Promoting Drowning Prevention and Water Safety weekPosted 23/04/2018 08:21:21
North Wales Fire and Rescue Service is supporting the National Fire Chiefs Council's (NFCC's) drowning prevention and water safety campaign 'Be Water Aware' which runs from 23rd - 29th April.
Drowning in the UK is one of the leading causes of accidental death. Each year more than 300 people drown after tripping, falling or just by underestimating the risks associated with being near water. Many more people are left with life changing injuries in water related incidents.
North Wales Fire and Rescue Service will raise awareness of the risks so people can enjoy the water safely and not end up as one of these shocking statistics.
Jane Honey, Deputy Head of Community Safety, said: "Most people would be shocked to hear that those people drowning just happen to be near water such as runners and walkers. They are unaware of the risks and are totally unprepared for the scenario of ending up in the water. By highlighting this issue and making sure simple safety messages reach them we hope to reduce the number of these needless deaths."
“During water safety week we will be educating our fire cadets on the dangers in and around water. The cadets will then be able to share these messages with their friends and family and help us to raise awareness of water safety within the communities of North Wales.”

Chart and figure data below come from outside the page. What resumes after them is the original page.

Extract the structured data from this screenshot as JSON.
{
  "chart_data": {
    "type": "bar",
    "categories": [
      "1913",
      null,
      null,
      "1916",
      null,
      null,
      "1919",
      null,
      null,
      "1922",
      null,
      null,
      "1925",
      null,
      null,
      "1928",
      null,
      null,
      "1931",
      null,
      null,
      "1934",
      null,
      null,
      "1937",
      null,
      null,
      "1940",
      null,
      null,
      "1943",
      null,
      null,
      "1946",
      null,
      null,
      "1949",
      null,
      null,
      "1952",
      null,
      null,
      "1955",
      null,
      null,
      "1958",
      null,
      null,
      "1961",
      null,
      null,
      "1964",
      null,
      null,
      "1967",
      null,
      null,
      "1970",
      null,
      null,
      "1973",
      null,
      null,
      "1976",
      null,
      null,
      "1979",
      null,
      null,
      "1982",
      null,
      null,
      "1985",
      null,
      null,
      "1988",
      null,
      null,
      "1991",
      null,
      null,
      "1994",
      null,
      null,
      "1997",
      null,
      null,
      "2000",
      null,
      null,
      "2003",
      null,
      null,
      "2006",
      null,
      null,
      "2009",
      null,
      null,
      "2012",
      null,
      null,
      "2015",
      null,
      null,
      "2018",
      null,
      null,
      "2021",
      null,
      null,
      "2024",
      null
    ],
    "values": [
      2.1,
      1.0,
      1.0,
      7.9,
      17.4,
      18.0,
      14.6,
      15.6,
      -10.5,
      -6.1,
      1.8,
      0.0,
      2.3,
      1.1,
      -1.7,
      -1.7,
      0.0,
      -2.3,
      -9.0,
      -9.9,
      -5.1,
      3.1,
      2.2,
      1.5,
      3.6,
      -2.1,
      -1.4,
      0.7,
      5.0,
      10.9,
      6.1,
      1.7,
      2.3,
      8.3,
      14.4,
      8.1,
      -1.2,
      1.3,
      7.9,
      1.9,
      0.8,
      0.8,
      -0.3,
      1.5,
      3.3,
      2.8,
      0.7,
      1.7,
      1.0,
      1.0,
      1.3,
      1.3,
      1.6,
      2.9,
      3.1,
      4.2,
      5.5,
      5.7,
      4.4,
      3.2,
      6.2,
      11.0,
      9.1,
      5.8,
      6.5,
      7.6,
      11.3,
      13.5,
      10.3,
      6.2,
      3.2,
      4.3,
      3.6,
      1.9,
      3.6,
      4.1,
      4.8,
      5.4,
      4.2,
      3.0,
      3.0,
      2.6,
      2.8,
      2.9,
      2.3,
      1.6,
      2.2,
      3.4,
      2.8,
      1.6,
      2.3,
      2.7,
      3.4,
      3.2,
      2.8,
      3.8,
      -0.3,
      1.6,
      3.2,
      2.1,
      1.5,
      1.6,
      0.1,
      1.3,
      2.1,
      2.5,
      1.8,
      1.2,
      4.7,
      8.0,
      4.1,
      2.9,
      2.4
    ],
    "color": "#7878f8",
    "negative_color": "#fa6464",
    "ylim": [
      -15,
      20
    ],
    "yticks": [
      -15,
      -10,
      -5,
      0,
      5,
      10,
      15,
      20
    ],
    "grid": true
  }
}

- If you are going for a walk or run near water stick to proper pathways and stay clear of the water’s edge
- Make sure conditions are safe, avoid walking or running near water in the dark, slippery or in bad weather
- If you've had alcohol don't enter the water, avoid walking alone and avoid routes near water
- Never enter the water to try and help a person or animal - always call 999 and use any water rescue equipment if it is available
- If you are spending time near water - whether at home or abroad make sure you are familiar with local safety information The fire service has successfully reduced the number of fire deaths by focusing on prevention work and now we must apply the same principle to tackling drowning. Response is not enough - we must prevent drownings.